Which is the odd one out and why?
10 21 18 61 25
I was helping a Small Person I know with this. I suggested she check her list of times tables to see if any of the numbers weren't in it (having spotted that 61 is prime). Some minutes later the Small Person declared that 61 wasn't in it, so wrote that as the answer.
I saw her again today. The answer the teacher gave was 25, as it was the only number that didn't feature the digit 1. A valid response, just as valid as the Small Person's, which got marked wrongly.
I think we saw primes in year 5, and you'd want a child to be very familiar indeed with the concept before trying a question like this on them without context. For 11+ / Common Entrance or higher levels, Small Person's answer is the best.

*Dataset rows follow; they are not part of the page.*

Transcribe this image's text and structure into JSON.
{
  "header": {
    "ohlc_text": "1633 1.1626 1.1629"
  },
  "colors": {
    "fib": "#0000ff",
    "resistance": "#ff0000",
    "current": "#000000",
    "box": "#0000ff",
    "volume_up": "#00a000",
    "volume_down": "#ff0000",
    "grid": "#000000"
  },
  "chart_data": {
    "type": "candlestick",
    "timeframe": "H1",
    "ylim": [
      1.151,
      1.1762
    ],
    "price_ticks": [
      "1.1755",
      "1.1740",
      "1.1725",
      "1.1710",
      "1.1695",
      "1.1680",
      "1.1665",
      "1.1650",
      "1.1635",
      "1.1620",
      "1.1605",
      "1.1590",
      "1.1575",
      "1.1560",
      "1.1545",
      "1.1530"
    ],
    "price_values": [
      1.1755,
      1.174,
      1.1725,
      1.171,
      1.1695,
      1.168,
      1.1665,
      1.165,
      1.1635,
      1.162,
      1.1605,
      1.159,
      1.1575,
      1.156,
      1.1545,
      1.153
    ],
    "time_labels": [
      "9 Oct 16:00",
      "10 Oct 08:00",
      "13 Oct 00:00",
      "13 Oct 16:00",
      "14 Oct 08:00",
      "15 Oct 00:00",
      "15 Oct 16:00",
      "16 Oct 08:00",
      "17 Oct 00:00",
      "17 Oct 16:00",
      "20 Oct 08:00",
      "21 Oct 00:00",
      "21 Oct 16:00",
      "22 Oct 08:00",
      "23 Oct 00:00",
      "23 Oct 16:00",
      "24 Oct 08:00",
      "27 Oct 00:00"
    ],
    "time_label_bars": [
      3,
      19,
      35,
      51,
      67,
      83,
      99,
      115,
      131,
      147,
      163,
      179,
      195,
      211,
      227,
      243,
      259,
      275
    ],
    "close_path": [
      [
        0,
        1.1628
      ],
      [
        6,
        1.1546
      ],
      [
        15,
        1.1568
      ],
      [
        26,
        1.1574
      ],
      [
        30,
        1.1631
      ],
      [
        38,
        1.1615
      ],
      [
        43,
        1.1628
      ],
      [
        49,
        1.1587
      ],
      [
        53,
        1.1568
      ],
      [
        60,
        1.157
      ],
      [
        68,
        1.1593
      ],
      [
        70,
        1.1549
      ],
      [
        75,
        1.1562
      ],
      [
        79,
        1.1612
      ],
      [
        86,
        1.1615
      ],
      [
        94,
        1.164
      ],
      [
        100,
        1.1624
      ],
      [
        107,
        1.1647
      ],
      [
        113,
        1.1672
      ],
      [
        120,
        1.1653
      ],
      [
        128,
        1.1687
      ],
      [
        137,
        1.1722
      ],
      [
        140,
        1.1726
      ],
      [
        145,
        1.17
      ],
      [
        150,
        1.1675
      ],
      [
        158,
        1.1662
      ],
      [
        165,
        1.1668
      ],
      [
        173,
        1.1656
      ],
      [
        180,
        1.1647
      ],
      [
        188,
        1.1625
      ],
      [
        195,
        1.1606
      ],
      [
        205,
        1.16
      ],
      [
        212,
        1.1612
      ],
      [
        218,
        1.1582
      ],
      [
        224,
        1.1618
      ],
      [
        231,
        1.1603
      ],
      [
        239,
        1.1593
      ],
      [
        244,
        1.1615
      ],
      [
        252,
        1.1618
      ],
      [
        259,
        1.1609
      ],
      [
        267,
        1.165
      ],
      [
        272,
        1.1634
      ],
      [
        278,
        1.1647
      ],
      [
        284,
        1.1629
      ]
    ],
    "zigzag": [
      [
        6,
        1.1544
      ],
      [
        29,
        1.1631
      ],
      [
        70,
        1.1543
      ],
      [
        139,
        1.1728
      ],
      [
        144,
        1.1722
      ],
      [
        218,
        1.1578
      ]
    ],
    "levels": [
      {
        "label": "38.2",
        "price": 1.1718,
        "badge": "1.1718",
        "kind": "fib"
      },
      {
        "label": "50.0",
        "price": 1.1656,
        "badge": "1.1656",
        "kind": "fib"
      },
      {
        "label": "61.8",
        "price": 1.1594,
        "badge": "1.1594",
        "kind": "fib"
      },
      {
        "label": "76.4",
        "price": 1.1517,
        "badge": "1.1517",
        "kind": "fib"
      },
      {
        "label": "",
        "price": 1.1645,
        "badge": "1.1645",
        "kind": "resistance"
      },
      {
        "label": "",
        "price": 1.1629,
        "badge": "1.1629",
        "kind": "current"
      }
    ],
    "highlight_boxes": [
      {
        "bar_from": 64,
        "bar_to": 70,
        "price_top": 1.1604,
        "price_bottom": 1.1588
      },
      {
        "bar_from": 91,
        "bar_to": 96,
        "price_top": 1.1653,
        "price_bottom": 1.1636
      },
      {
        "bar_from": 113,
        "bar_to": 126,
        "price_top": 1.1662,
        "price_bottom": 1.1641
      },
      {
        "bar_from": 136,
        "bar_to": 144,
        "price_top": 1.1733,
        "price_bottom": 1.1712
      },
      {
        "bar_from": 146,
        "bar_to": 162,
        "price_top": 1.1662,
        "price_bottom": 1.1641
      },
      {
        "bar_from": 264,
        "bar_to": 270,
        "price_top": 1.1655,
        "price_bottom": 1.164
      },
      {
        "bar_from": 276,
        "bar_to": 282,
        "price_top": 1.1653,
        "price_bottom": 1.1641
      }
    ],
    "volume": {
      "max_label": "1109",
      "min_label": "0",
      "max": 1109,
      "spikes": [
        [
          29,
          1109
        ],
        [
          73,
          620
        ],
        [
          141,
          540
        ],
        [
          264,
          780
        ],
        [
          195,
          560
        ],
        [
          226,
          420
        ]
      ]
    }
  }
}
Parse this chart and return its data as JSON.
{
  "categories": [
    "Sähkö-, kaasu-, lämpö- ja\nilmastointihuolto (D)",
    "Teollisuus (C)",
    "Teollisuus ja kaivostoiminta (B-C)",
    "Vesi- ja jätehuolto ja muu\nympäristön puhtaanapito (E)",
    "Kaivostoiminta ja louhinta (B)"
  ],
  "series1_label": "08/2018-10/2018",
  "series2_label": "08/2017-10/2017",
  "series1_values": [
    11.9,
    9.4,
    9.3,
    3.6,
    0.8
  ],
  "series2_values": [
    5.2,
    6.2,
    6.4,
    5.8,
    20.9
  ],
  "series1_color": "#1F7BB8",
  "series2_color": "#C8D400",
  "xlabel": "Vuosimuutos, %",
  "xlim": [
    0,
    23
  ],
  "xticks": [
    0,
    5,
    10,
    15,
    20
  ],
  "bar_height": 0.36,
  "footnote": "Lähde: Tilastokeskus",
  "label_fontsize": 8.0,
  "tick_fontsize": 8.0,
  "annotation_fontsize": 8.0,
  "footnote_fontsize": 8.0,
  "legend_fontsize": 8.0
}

If you have to answer 25, then "it's the only square number" is reasonably year-4-friendly and mathematically cogent. "Not featuring the digit 1" is a
really stupid reason, largely because a 1 in the tens column and a 1 in the units column mean different things, so it's counterproductive to suggest to a learner that this is a pattern to be looking for.
To finish off the challenge with successively less plausible answers, 21 is the only Fibonacci number in the set; and 18 is the only abundant number (it's less than the sum of all its proper factors 9+6+3+2+1 = 21)
Ten is just not very special. It's the only number in the set which isn't special in any really mathematical way. That makes it the odd one out, of course.